From analysts Tim Rezvan and Truman Hobbs of Sterne Agee:
Utica Shale Growing Pains - Infrastructure Issues Bite 3Q Production. Trimming 3Q Estimates.
We trim 3Q production and earnings estimates following this morning's negative pre-announcement. We expect shares to come under pressure today. GPOR shares have rallied 24% in the last month and closed yesterday within $1 of their 52-week high, so a short-term pullback does not concern us. Despite the cut in 3Q production guidance, our long-term thesis on the stock is unchanged.
• Details. Gulfport released updated 3Q production guidance this morning and cut guidance to 12.25-12.75 boe/d, versus prior guidance of 14-15 boe/d and our estimate of 14.7 mboe/d. The company cited permitting and infrastructure delays from Markwest (MWE, $68.36, NR) from the Irons 1-4H well, which was supposed to be on-line in mid-August, as well as downtime from simultaneous operations, which likely refers to shutting in producing wells while completing other wells on the same pad. We have been unable to speak with the company yet this morning for further details.

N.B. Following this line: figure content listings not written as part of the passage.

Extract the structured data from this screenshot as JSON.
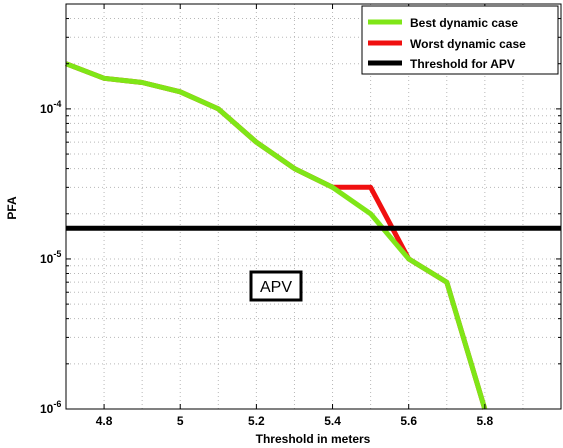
{
  "chart_data": {
    "type": "line",
    "xlabel": "Threshold in meters",
    "ylabel": "PFA",
    "xlim": [
      4.7,
      6.0
    ],
    "ylim": [
      1e-06,
      0.0005
    ],
    "yscale": "log",
    "grid": true,
    "legend_position": "top-right",
    "x_ticks": [
      4.8,
      5,
      5.2,
      5.4,
      5.6,
      5.8
    ],
    "x_tick_labels": [
      "4.8",
      "5",
      "5.2",
      "5.4",
      "5.6",
      "5.8"
    ],
    "y_ticks": [
      {
        "value": 1e-06,
        "base": "10",
        "exp": "-6"
      },
      {
        "value": 1e-05,
        "base": "10",
        "exp": "-5"
      },
      {
        "value": 0.0001,
        "base": "10",
        "exp": "-4"
      }
    ],
    "series": [
      {
        "name": "Best dynamic case",
        "color": "#7FE617",
        "x": [
          4.7,
          4.8,
          4.9,
          5.0,
          5.1,
          5.2,
          5.3,
          5.4,
          5.5,
          5.6,
          5.7,
          5.8
        ],
        "y": [
          0.0002,
          0.00016,
          0.00015,
          0.00013,
          0.0001,
          6e-05,
          4e-05,
          3e-05,
          2e-05,
          1e-05,
          7e-06,
          1e-06
        ]
      },
      {
        "name": "Worst dynamic case",
        "color": "#F01010",
        "x": [
          4.7,
          4.8,
          4.9,
          5.0,
          5.1,
          5.2,
          5.3,
          5.4,
          5.5,
          5.6,
          5.7,
          5.8
        ],
        "y": [
          0.0002,
          0.00016,
          0.00015,
          0.00013,
          0.0001,
          6e-05,
          4e-05,
          3e-05,
          3e-05,
          1e-05,
          7e-06,
          1e-06
        ]
      },
      {
        "name": "Threshold for APV",
        "color": "#000000",
        "x": [
          4.7,
          6.0
        ],
        "y": [
          1.6e-05,
          1.6e-05
        ]
      }
    ],
    "annotations": [
      {
        "text": "APV",
        "x": 5.25,
        "y": 6e-06
      }
    ]
  }
}
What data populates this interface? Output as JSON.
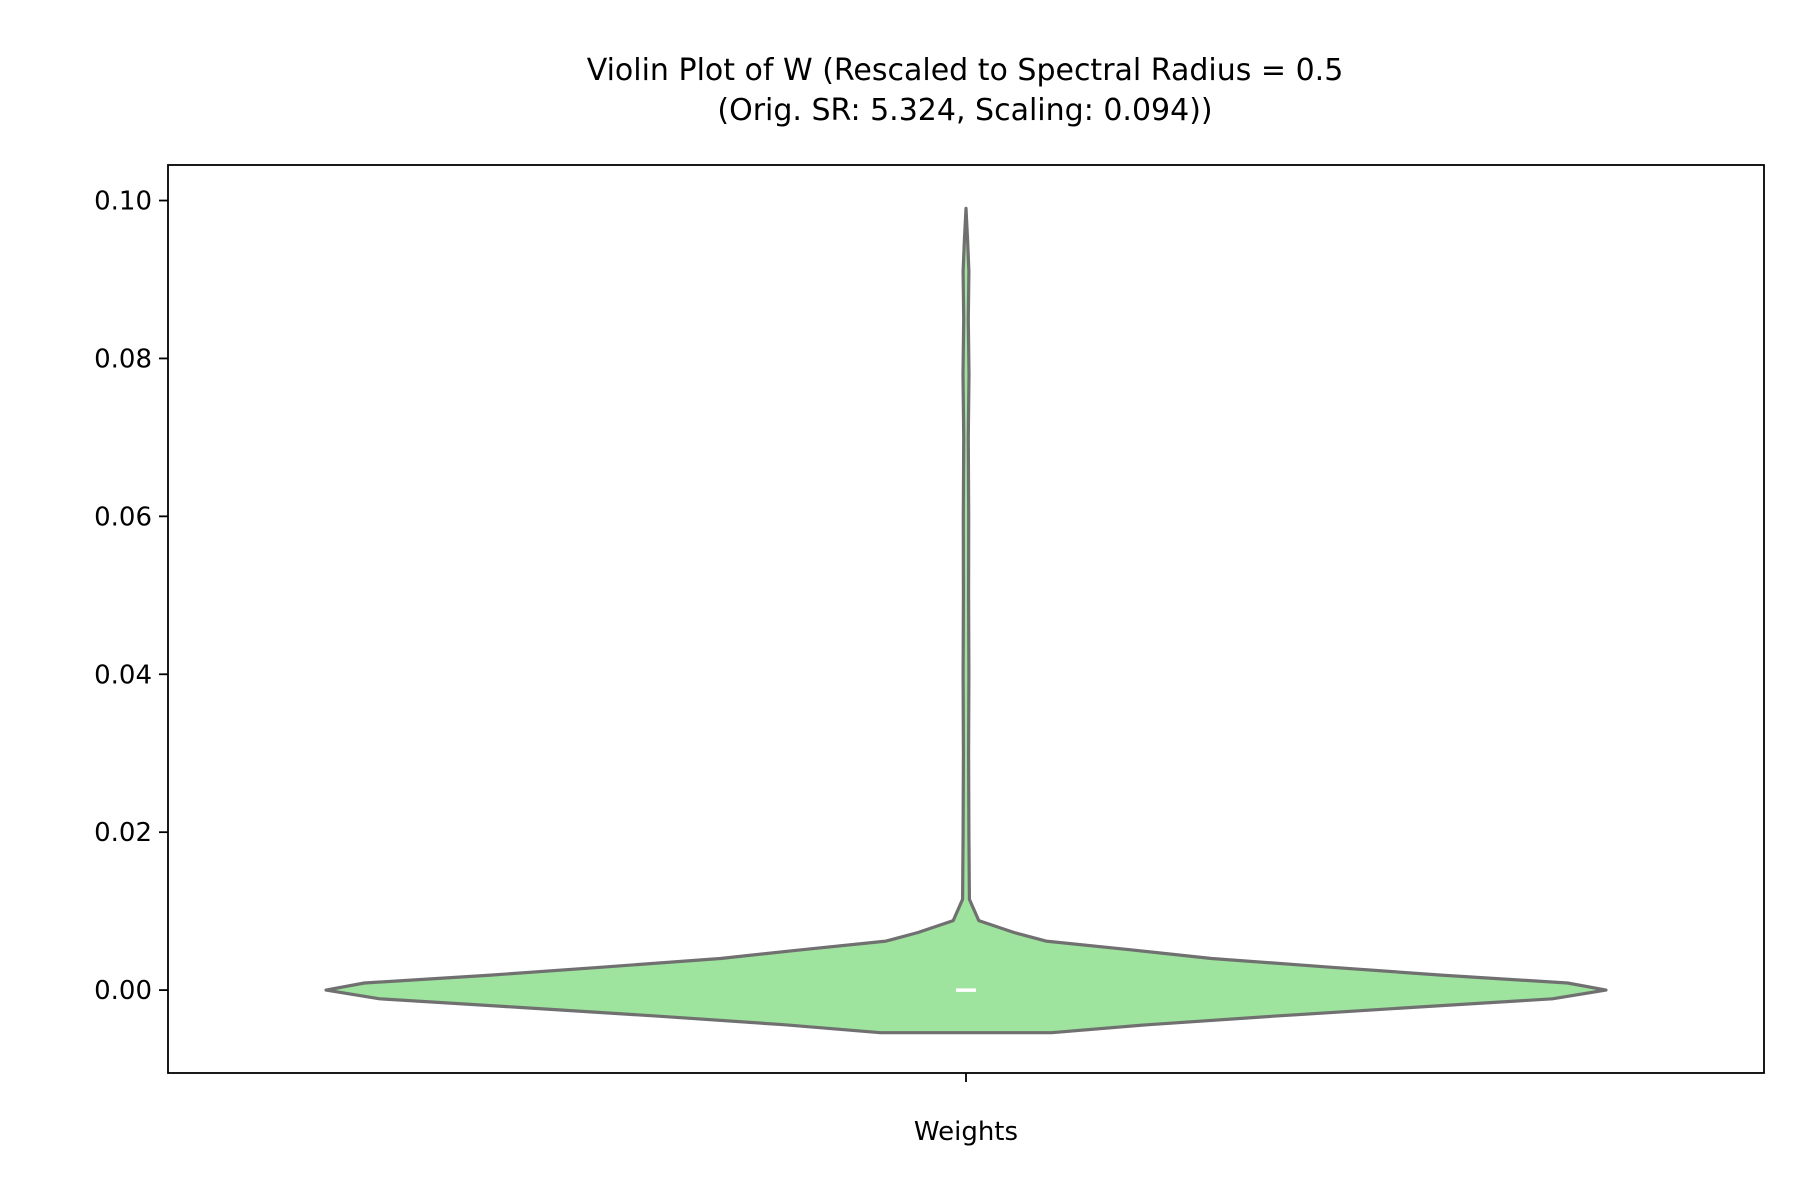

• Each Well Matters - Irons 1-4H Delay is the Biggest Driver of Reduced Production Guidance. In its early stages of growth in the Utica Shale, each well is of paramount importance, given the strong initial production rates. The Irons well, drilled in Eastern Belmont County, is toward the dry gas window of the play, where we estimate IP rates will average over 6 mmcfe/d (1 mboe/d) over the first year of production. A delay in turning one well to production in the gas window in the third quarter impacts total company production by 1+ mboe/d, 8% of total 3Q13E production. This well was the easternmost well drilled by Gulfport to date, and was most exposed to a delay in infrastructure. Optics appear negative from a ~2 mboe/d reduction in guidance, but the gassier wells in eastern Ohio are simply so strong that shifts in the date when they are turned to sales can have large impacts. We believe the Irons well was likely the biggest driver of downtime, while well shut-ins from nearby completions was another contributing factor.
• Trimming 3Q Estimates, Maintaining 4Q13/2014/2015 For Now. Despite the 3Q shortfall, Gulfport maintained full-year production guidance of ~15 mboe/d, which implies 4Q production of ~32 mboe/d to get to the midpoint of full-year production guidance, or ~27 mboe/d to get the low end of 2013 guidance. While we trim 3Q production to 12.5 mboe/d from 14.7 mboe/d, our current 4Q production estimate of 31 mboe/d is unchanged. 3Q EPS declines by a penny to $0.12 and 3Q EBITDA declines by $7 million to $56 million.